Как может он звать так долго — и как я могу слышать его? Я ложусь на спину, на дно реки, всего на миг, чтобы еще разок взглянуть на те, другие лица, но и они тоже исчезли. Но мне все равно трудно встать и идти дальше, следом за звездой, хотя я и не ведаю усталости. Наверно, мне хотелось бы уметь уставать. Чтобы мне могло быть холодно или жарко, чтобы я могла сердиться или бояться. Как хорошо уметь бояться! Но у меня есть важное дело, и только звезда может сказать мне, что это за дело. Но почему он все зовет меня этим именем?!

А что, я пела? Значит, это я пела все эти века? Я шла следом за собственной песней?

Кто-то «да»,

А кто-то — «нет»,

И так идет с начала лет.

Кто-то «нет»,

А кто-то — «да»,

Но боги видят не всегда.

Кто-то встал, другой упал,

Вот ты промазал — я попал,

Так вертится колесо,

Дни смыкаются в кольцо…

Детская песенка. Но что это были за дети? Племянники. Чьи-то глупые племянники распевали эти дурацкие стишки. А как же звезда? Что, звезда вообще не пела? Значит, это я пела все время, зовя его назад, так же, как когда-то кто-то вызовет меня песней со дна реки? «Овощи. Она пела овощам…»

Звезда теперь так близко, что я вижу: это вовсе не звезда, просто человек, старик, падающий в это старое-старое небо.
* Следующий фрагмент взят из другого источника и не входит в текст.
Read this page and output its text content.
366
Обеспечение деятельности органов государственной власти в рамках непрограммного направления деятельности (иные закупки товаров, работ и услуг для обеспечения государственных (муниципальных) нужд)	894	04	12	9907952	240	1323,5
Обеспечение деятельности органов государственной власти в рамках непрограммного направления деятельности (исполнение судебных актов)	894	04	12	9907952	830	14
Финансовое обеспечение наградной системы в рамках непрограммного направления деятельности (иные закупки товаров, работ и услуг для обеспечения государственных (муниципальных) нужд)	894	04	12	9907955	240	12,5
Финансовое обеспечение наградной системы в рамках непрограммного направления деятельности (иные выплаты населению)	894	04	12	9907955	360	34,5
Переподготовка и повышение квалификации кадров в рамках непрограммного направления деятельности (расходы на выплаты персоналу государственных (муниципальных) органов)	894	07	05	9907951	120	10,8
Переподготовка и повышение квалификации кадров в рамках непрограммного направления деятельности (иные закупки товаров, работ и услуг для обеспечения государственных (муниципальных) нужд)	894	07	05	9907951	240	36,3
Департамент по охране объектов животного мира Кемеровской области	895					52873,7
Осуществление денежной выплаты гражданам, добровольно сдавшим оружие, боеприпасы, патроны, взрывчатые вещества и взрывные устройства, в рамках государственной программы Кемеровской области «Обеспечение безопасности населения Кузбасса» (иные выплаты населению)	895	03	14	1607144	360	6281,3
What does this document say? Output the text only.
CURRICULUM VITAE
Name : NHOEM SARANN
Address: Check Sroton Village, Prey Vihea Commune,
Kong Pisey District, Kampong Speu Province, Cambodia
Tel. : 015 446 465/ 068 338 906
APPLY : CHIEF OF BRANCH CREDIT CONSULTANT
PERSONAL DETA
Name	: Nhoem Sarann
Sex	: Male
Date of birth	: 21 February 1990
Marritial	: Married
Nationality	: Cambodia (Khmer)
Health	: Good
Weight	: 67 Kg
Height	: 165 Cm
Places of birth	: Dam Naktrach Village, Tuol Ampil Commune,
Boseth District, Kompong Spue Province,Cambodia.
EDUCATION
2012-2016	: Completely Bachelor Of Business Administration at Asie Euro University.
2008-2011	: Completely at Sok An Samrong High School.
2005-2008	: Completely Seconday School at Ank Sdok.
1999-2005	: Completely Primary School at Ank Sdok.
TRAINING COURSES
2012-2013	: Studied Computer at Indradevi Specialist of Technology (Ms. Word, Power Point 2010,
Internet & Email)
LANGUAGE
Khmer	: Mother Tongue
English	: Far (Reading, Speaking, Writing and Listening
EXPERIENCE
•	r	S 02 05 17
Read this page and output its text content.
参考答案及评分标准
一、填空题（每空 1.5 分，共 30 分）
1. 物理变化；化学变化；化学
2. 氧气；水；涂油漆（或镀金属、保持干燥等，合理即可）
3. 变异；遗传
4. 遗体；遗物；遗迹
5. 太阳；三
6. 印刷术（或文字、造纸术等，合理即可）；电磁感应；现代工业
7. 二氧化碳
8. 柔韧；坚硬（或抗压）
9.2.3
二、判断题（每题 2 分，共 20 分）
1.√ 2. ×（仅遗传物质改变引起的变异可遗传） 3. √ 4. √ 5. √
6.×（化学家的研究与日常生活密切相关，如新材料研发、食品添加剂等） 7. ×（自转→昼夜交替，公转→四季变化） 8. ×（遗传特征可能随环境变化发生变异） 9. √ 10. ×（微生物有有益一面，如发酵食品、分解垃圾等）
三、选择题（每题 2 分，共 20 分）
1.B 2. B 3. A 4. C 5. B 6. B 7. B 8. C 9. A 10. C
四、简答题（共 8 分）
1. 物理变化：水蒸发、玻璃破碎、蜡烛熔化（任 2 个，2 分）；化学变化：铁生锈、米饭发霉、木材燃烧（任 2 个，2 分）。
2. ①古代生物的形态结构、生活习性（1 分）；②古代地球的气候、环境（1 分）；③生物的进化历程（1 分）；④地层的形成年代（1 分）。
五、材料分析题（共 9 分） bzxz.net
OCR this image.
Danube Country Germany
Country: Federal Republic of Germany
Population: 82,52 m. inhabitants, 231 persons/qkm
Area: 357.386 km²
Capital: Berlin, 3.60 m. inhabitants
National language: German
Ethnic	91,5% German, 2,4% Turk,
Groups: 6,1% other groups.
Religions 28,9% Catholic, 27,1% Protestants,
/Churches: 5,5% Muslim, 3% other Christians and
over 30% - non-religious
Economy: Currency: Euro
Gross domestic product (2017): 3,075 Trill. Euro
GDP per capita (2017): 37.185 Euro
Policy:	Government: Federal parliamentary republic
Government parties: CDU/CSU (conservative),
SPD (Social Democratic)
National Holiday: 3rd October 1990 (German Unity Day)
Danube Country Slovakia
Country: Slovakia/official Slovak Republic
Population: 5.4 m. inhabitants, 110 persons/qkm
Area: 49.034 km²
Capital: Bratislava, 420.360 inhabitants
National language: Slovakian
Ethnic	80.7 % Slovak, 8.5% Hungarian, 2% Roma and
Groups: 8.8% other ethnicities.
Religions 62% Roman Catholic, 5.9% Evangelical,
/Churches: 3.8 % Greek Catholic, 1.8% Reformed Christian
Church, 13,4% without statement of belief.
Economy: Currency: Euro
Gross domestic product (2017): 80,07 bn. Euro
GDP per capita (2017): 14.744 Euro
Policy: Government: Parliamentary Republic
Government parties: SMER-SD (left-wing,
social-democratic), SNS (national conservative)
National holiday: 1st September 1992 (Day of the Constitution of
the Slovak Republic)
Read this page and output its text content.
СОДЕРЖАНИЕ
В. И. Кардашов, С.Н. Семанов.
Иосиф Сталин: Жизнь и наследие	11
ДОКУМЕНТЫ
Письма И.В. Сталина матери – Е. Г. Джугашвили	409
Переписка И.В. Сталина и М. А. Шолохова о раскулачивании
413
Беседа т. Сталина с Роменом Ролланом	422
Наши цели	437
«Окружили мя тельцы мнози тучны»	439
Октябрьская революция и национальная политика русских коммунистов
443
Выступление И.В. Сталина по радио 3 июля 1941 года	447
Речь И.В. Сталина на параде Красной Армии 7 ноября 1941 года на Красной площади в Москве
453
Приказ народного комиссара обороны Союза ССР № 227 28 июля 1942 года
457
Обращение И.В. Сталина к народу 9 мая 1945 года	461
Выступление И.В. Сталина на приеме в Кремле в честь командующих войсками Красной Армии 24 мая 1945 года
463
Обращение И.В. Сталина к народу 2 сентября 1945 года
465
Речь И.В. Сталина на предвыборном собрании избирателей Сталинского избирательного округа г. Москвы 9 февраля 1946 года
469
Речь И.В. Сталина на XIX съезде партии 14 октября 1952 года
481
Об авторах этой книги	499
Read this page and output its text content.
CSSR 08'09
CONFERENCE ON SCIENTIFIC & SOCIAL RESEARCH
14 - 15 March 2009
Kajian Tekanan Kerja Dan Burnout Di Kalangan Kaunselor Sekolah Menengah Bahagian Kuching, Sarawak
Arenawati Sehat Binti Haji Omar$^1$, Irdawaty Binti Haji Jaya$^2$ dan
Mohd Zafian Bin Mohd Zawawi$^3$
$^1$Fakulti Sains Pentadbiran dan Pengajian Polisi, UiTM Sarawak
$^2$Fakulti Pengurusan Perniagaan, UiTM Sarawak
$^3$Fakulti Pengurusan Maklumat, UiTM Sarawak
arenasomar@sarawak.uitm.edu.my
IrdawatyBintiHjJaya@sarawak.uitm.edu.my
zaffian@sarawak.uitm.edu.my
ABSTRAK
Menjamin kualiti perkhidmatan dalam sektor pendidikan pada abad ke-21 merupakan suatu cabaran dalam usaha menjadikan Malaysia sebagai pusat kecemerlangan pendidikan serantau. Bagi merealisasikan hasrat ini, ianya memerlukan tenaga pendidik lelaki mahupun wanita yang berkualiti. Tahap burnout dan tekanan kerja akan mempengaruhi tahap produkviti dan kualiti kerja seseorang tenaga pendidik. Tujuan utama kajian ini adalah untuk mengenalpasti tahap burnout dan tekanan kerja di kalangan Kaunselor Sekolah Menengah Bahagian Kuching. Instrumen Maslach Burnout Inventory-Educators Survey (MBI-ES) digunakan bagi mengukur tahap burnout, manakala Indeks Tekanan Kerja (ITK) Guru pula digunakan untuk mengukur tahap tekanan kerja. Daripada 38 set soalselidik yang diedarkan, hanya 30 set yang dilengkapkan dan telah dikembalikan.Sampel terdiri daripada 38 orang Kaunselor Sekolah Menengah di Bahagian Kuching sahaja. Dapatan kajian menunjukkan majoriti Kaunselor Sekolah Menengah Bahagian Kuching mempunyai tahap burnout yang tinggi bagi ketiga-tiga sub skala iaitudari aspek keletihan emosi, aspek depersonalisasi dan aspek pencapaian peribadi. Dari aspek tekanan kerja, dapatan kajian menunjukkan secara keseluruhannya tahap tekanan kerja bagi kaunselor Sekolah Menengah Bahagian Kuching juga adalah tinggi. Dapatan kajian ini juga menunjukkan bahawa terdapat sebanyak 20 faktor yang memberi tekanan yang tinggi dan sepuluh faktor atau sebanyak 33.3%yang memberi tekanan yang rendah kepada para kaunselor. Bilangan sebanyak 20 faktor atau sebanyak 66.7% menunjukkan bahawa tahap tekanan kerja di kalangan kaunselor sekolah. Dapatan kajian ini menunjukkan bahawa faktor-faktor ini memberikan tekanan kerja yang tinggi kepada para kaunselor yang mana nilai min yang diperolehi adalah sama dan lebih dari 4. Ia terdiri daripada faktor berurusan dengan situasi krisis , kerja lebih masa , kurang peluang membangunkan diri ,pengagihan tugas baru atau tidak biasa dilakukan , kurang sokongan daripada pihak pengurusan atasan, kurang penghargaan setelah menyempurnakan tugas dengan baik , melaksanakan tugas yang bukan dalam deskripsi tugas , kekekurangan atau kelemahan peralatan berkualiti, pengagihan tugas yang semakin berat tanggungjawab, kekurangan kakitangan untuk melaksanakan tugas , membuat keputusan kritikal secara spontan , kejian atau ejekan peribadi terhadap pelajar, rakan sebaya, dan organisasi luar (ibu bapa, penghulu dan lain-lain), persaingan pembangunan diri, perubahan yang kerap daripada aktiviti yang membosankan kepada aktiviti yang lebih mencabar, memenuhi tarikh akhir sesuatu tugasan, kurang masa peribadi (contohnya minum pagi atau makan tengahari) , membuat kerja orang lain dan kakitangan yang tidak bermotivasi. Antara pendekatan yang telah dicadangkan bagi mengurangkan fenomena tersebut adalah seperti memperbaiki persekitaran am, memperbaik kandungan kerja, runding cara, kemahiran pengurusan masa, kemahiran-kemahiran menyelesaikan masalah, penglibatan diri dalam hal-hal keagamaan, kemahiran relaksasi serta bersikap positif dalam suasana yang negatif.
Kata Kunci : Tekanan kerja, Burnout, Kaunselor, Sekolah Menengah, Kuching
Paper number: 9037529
Он улыбается и поднимает руки, показывая мне пламя, сочащееся из-под ногтей. Пламя тоже видит меня — оно манит, смеется, тянется к моим рукам. У человека прекрасное лицо, мудрое и решительное. Он заговорил со мной, но я не могу разобрать слов — мешает пламя, бьющееся у него под языком. Но мне не надо слышать его. Теперь я знаю, что делать.

Когда я коснусь его руки, он освободится и от неба, и от огня, освободится от всего, чего хочет от него это бледное место. И тогда мы вместе пойдем назад, на дно реки. Там тихо. Вода исцелит его ожоги. Я встаю на цыпочки, чтобы коснуться горящей руки.

И тогда! Там!

Оно встает между мною и стариком, и не остается ничего, кроме его голоса. Оно говорит: «Мое!»

Не могу смотреть. Не могу думать. «Мое!» Должно быть, у меня течет кровь из глаз и из ушей: голова полна крови. Голос пронзает меня — здесь, здесь, здесь: «Мое! Мое! Мое! Мое!», — пока я не падаю на колени, пряча лицо, пытаясь воскликнуть: «Твой! Да-да, он твой, и я твоя!» Но слова отказываются повиноваться мне. Ведь у меня есть дело, и слова это знают. «Мое, мое», но я не могу сдаться, мне это не дозволено. Я встаю.

И вот что я увижу.

Поначалу оно выглядит почти как человек. Оно высокое, нагое, со впалой грудью и вздернутыми широкими костлявыми плечами. Жидкие пряди бесцветных волос. Голова слишком маленькая для такой толстой шеи. Огромные глаза — прекрасные бесформенные очи, похожие на цветы, на брызги воды, озаренные солнцем. Длинные трехпалые руки. Ушей нет совсем. Кожа белая, как мучной червь, туго натянутая и кривящаяся вокруг влажного синего рта. Рот полон зубов, мелких, острых, как зубья пилы. Зубы уходят внутрь до самой сине-зеленой глотки. Даже губы усыпаны зубами, даже влажный язык. Этот круглый сверкающий рот не может говорить, но одно слово вылетало из него снова и снова, терзая меня, все дни, что смыкаются в кольцо. «Мое! Мое!»

Я зажимаю уши, хотя это не поможет. И говорю: «Нет!»

«Мое!» Раскаленная игла пронзает меня до мозга костей, но я больше не падаю. Мои кости отвечают: «Нет! Он принадлежит мне». Мне никто не принадлежит, ведь я и сама — никто, но так говорят мои кости. «Ты не можешь забрать его. Я пришла, чтобы отвести его на его место. Отойди, ты!»